Gender violence in India is systemic and deeply entrenched. Not a day goes by without newspaper reports of and abuse, sexual harassment and molestation and rapes. From the Nirbhaya case in Delhi (2012) to the numerous child sexual abuse in schools in Bangalore and other cities across India, the facts and statistics on rape and child sexual abuse are staggering:

  • Over the years 2011, 2012 and 2013; 82,836 cases of rape were registered.
  • More than 75 cases of rape are registered on a daily basis.
  • On an average from the years 2011-2013, 93 persons were arrested on rape charges.
  • According to the Asian Centre for Human Rights 2013 report, more than 48,000 child rape cases were recorded from 2001-2011.
The story does not end with this. Gender violence in India interlocks with poverty, caste, class, religion, lack of sufficient public health resources and lack of education to routinely deny basic human rights to women and children. Other myriad forms of gender violence include child marriages, forced marriages, marital rape, forced prostitution, forced motherhood and denial of access to health resources. Gender violence is also insidious among adolescents and young adults often taking the form of subtle sexual harassment.

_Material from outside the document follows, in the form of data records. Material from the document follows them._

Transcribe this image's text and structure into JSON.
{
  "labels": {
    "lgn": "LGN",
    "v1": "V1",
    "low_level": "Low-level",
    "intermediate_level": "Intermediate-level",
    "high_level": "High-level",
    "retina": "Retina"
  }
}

Women, who have been at the receiving end of gender violence, experience a deep sense of shame and dishonour coupled with feelings of low self-esteem. Loss of control over one’s body and the inability to protect oneself has a significant psychological impact. Lack of choices and access to safe environments locks women into vicious cycles of violence and hurt. *Bhagya (33), *Sudha (28) and *Manjula (36), residents of a suburb in Bangalore have a similar tale to recount of their experiences of bodily violence, loss of control, access to healthcare and denial of human rights. All three women were forcibly married in their teens. Belonging to low-income households, none of them were allowed to complete their basic education. With no choice or say in their marriage, they were forced to contend with domestic violence and abuse in their husband’s homes.

Bhagya narrates that being a teenager, her body was not ready for reproduction and she suffered three painful miscarriages. She had to bear the abuse of her husband and in-laws for not producing a child until she finally bore a child at the age of 22. She says that her overall health has been badly affected and she suffers from iron-deficiency anemia Working as a domestic household helper, she now understands her basic rights over her body and the importance of reproductive health.

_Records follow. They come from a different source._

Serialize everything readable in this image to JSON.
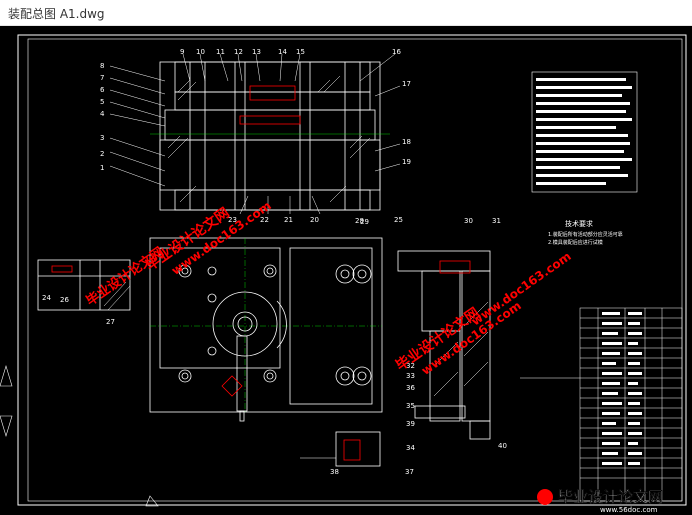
{
  "window": {
    "title": "装配总图  A1.dwg"
  },
  "drawing": {
    "background": "#000000",
    "line_color": "#ffffff",
    "accent_color": "#ff0000",
    "dim_color": "#00ff00",
    "top_view_labels": [
      "9",
      "10",
      "11",
      "12",
      "13",
      "14",
      "15",
      "16",
      "17",
      "18",
      "19",
      "20",
      "21",
      "22",
      "23",
      "1",
      "2",
      "3",
      "4",
      "5",
      "6",
      "7",
      "8"
    ],
    "part_labels": [
      "24",
      "25",
      "26",
      "27",
      "28",
      "29",
      "30",
      "31",
      "32",
      "33",
      "34",
      "35",
      "36",
      "37",
      "38",
      "39",
      "40"
    ],
    "tech_title": "技术要求",
    "tech_lines": [
      "1.装配后所有活动部分应灵活可靠",
      "2.模具装配后应进行试模"
    ]
  },
  "watermarks": {
    "brand": "毕业设计论文网",
    "site": "www.doc163.com",
    "footer_brand": "毕业设计论文网",
    "footer_site": "www.56doc.com",
    "color": "#ff0000"
  }
}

Sudha’s tale of woe began when she give birth to a girl at the age of 17. She had to put up with the curse of her in-laws and husband who blamed her for not producing a male child. She was forced to go for another pregnancy within a year despite her unwillingness. When the second child was also a girl, her in-laws and husband threw her out of the house. She finally returned with her two daughters to her parents’ home. With the help of a nearby school teacher, Sudha got a job as a school attendant and managed to complete her SSLC in 2013. Her job is now secure and she lives in a rented house. She is angry that she had to face such violence in her in-laws home and angry that her husband subjected her to such torture. She is keen to educate her daughters and wants to ensure that they are financially independent. She believes that her daughters should have the rights to decide when and whom they want to marry.

Manjula works in a garment factory and is a single parent to her son and daughter. Married to an alcoholic husband at the age of 14, she bore the brunt of his alcoholism each night as he got home drunk and verbally and sexually abused her. With two young children to take care and no suitable qualification, she had very few choices. In 2000, a neighbour took her to a garment factory and got her a job. Since then she has not looked back. She moved out of her husband’s home and stays on her own with her two children. She says she has had enough and cannot tolerate indignities anymore. She wants her children to study as much as they want and wants them to have better choices than what she had in life.

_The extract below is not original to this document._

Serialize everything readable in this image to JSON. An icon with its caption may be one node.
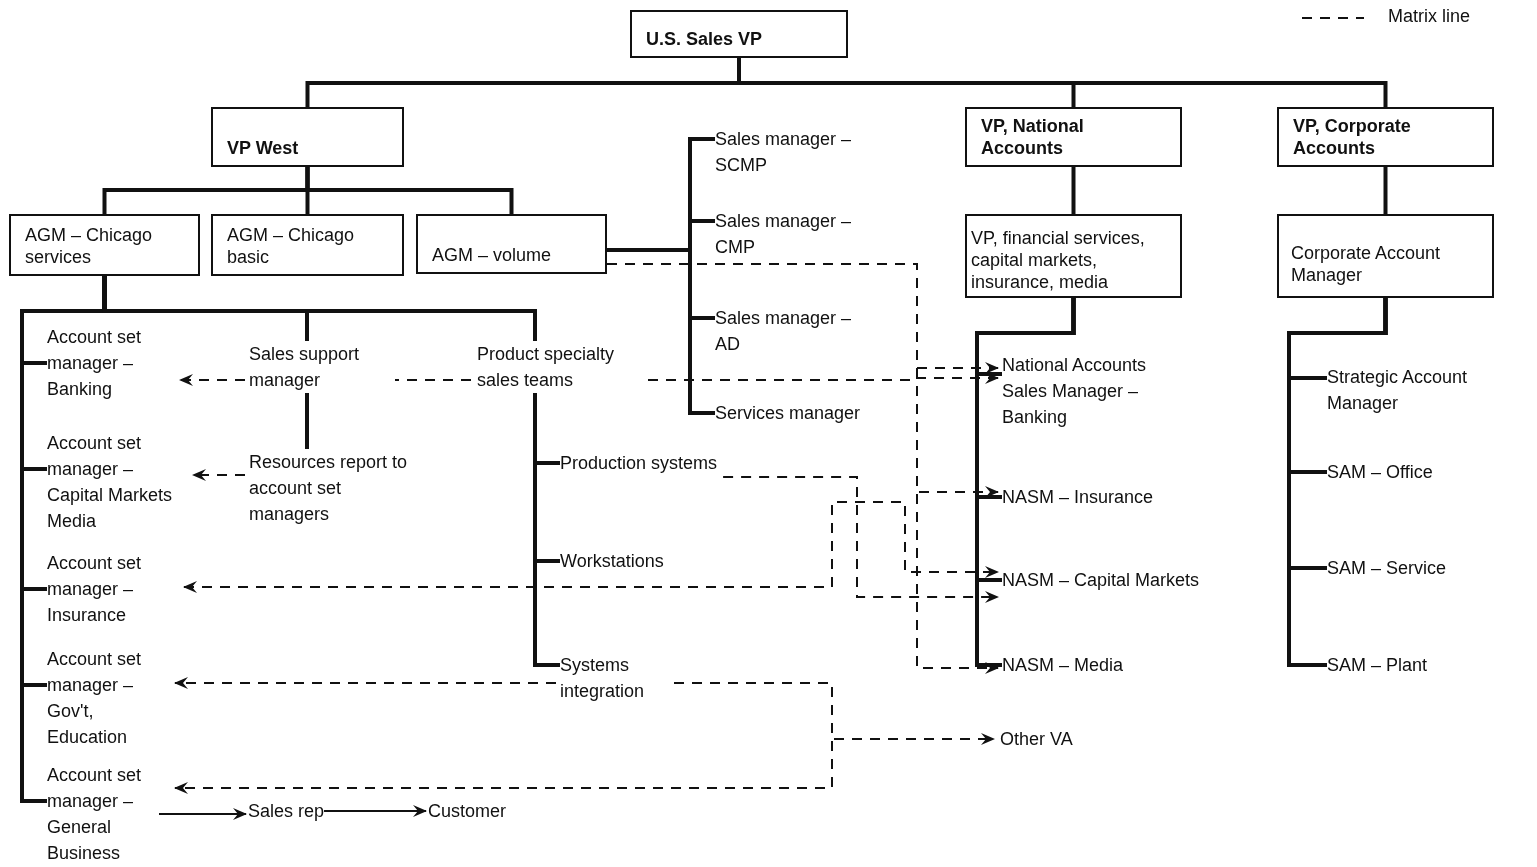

Forced child marriages severely impact not only the girl or woman in question but also families, children and communities. Teenage pregnancies ravage and destroy the body and result in general weakness and anemia. According to the International Center for Research on Women (ICRW), 47% of young girls are married before the age of 18. Pregnancy is the leading cause of death for girls 15-19 globally. The problem runs deep, as there are social pressures from caste and community groups. Child marriage is a product of entrenched structural violence and it is essential for the government to take steps to educate communities where these practices prevail.

The International Day of Action for Women’s Health is important in a country like India to raise public awareness of women’s health, reproductive rights and the need to tackle structural gender violence. Significantly the theme, “Our Health, Our Rights, Our Lives! End Violence Against Women in ALL its Forms” is apt for India as it clarifies the connection between health, basic rights, gender violence and its relation to women’s lives. For women like Bhagya, Sudha and Manjula who have faced structural violence in the institution of marriage and family, this day and its theme will have no meaning until and unless our government recognizes the absolute importance of gender equality and justice. As a nation, we cannot progress until gender issues are seen as a significant part of the larger discourse of economic and human development. Systemic and structural violence against women has no place in developmental discourses and this needs a radical change in India.

It is crucial for the central and state governments to work in tandem to prioritize women’s health and overall empowerment. Women-focused programs are essential to enable women to make strategic choices on key issues like livelihood, marriage, reproduction and health. Whatever the solution be, whether in the form of large-scale public awareness and education campaigns or more stringent legislations against child marriage; it should be targeted at rooting out gender violence faced by women in India.